Orion: The Hunter’s Institute—an organization founded in 1993 by the late Jim Posewitz to improve the image of hunting and engage in conservation advocacy—has joined the Theodore Roosevelt Conservation Partnership as its newest organizational partner, building on the strength of a diverse coalition.

“We’re proud to welcome Orion and the thought leadership of their staff, who have made a noticeable impact through their education of hunters, fish and wildlife professionals, journalists, and the non-hunting public,” says Whit Fosburgh, TRCP’s president and CEO. “Their spirit of collaboration will be an asset to the Partnership and our mission of guaranteeing all Americans quality places to hunt and fish.”

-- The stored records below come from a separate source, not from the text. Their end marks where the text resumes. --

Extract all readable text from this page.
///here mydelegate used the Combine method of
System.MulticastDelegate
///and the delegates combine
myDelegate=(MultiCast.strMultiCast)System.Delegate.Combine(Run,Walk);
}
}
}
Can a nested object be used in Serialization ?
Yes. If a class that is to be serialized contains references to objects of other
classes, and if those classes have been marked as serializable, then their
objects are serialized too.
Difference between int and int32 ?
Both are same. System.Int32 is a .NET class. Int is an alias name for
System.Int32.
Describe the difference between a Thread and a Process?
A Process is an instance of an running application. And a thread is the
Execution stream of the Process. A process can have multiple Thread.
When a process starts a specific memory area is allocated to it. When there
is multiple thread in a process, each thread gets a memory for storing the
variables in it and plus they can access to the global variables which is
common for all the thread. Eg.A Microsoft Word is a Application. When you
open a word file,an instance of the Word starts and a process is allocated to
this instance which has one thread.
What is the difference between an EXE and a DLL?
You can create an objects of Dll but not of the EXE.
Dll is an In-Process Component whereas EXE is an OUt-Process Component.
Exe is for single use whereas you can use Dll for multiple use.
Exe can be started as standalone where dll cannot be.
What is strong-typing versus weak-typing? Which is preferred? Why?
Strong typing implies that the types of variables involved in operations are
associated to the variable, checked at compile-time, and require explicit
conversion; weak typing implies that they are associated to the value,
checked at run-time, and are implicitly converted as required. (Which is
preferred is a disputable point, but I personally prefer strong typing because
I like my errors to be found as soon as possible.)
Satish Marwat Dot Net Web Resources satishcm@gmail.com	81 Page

Orion’s team will send one representative to TRCP’s expert Policy Council, which meets at least twice a year to find alignment and consensus on conservation priorities.

“This is a perfect fit for Orion, considering our organizational commitment to the pursuit and evolution of open and honest discussion, debate, and consensus-building for the benefit of hunting,” says Jan Dizard, secretary of the Hunter’s Institute Board of Directors. “We look forward to collaborating with the TRCP partners, particularly on issues involving hunting ethics and related environmental issues affecting hunting and the public acceptance of hunting.”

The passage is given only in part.